Висевшие на штормтрапе и готовые спрыгнуть на куттер Емельян с Ермолаем подняли угрюмые лица.
— Ладно… Скупердяй! — первым откликнулся Ермолай, который ни на кого не мог долго сердиться.
Уже на куттере, ударив себя кулаком в богатырскую грудь, он признался Емельяну:
— Вот он где у меня!.. В самом сердце!
— Неужто и он? С каких же это пор?
— С тех пор как за лодками ходили. Это, брат, настоящий человек — молодец!
Немного погодя, держась за такелаж, чтобы не свалиться с бешено прыгавшего на волнах куттера и глядя на своих подручных, которые все четверо одновременно спускались по штормтрапу.

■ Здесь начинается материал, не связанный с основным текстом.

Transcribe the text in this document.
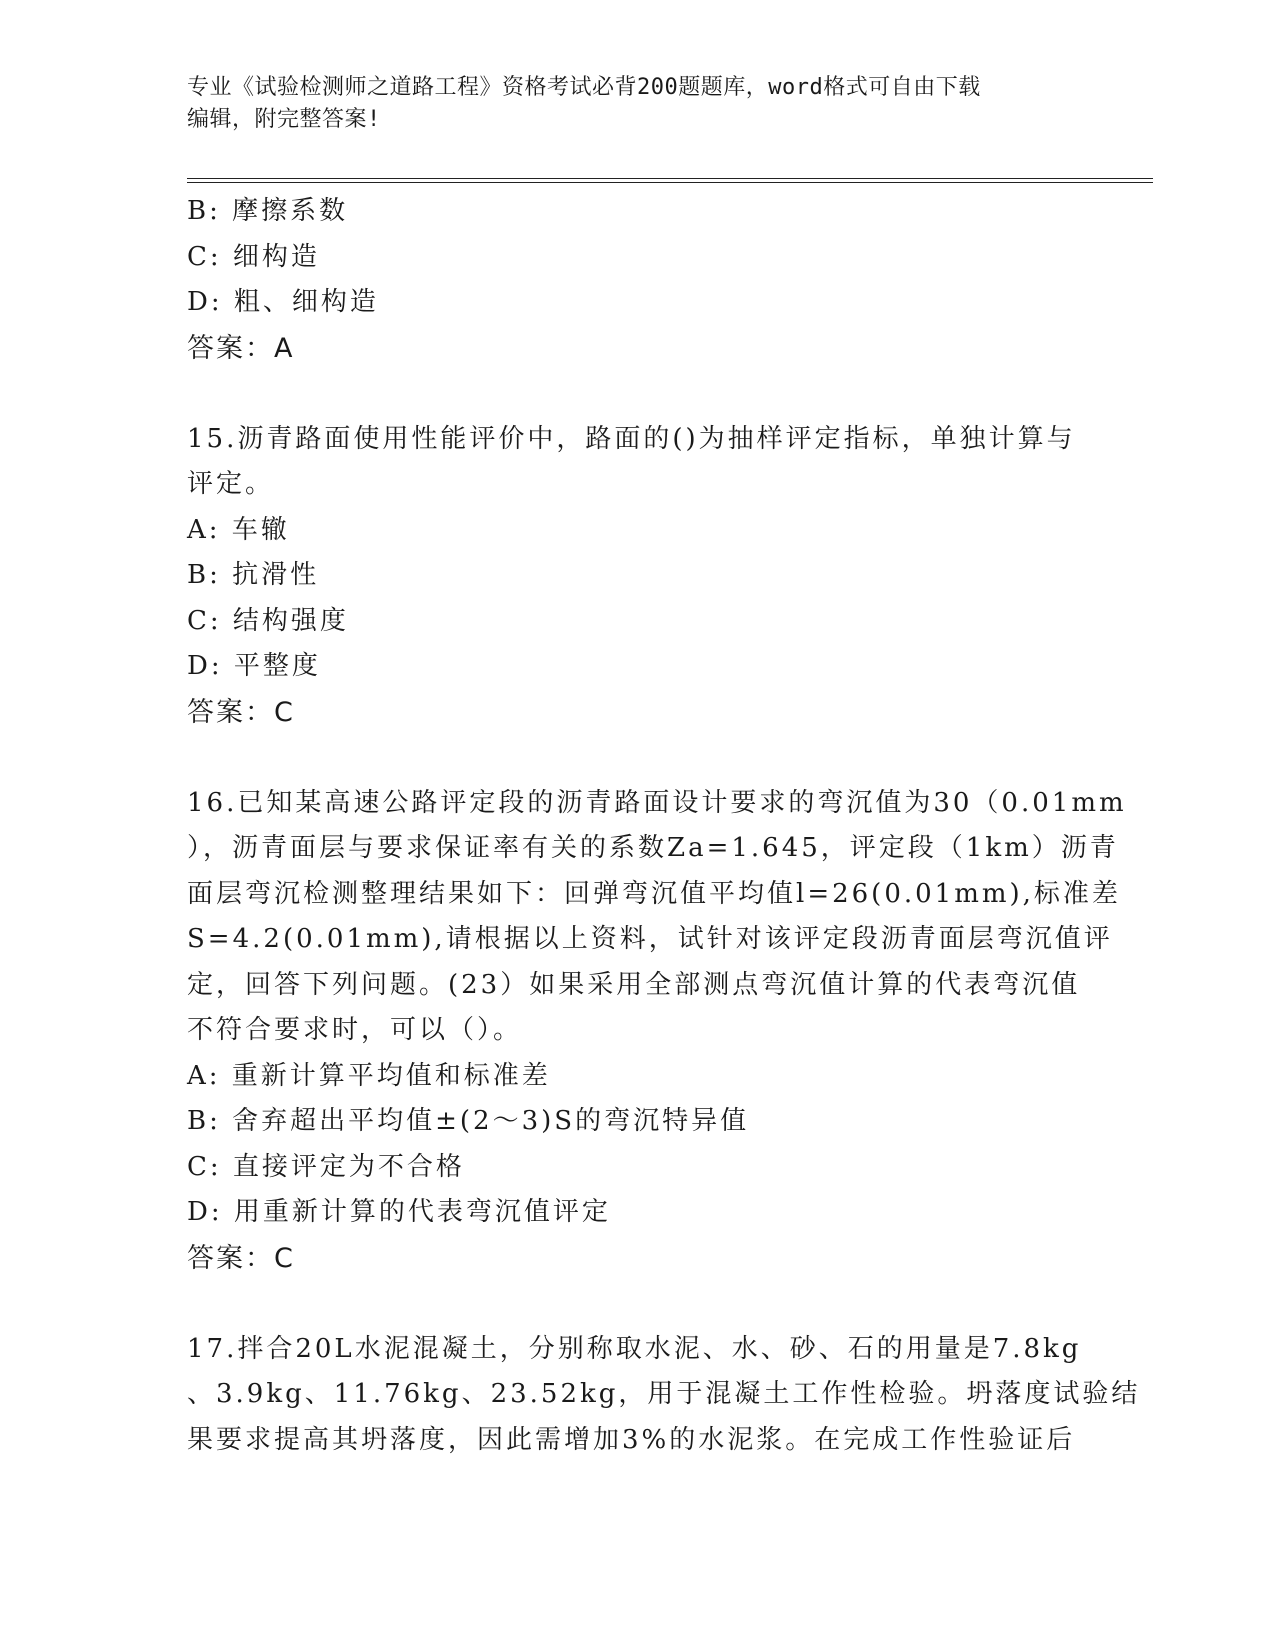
专业《试验检测师之道路工程》资格考试必背200题题库，word格式可自由下载
编辑，附完整答案!
B: 摩擦系数
C: 细构造
D: 粗、细构造
答案：A
15.沥青路面使用性能评价中，路面的()为抽样评定指标，单独计算与
评定。
A: 车辙
B: 抗滑性
C: 结构强度
D: 平整度
答案：C
16.已知某高速公路评定段的沥青路面设计要求的弯沉值为30（0.01mm
），沥青面层与要求保证率有关的系数Za=1.645，评定段（1km）沥青
面层弯沉检测整理结果如下：回弹弯沉值平均值l=26(0.01mm),标准差
S=4.2(0.01mm),请根据以上资料，试针对该评定段沥青面层弯沉值评
定，回答下列问题。(23）如果采用全部测点弯沉值计算的代表弯沉值
不符合要求时，可以（）。
A: 重新计算平均值和标准差
B: 舍弃超出平均值±(2～3)S的弯沉特异值
C: 直接评定为不合格
D: 用重新计算的代表弯沉值评定
答案：C
17.拌合20L水泥混凝土，分别称取水泥、水、砂、石的用量是7.8kg
、3.9kg、11.76kg、23.52kg，用于混凝土工作性检验。坍落度试验结
果要求提高其坍落度，因此需增加3%的水泥浆。在完成工作性验证后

Ермолай задумчиво прибавил:
— Не знаю только, за что он на водку ополчился…
Мертвая зыбь то мягко поднимала, то снова опускала стоявшие поодаль от куттера лодки. Усталые рыбаки, прогребшие целый день по неспокойному морю, отдыхали. С запада дул прохладный ветер. Там, над потемневшим морем, садилось солнце.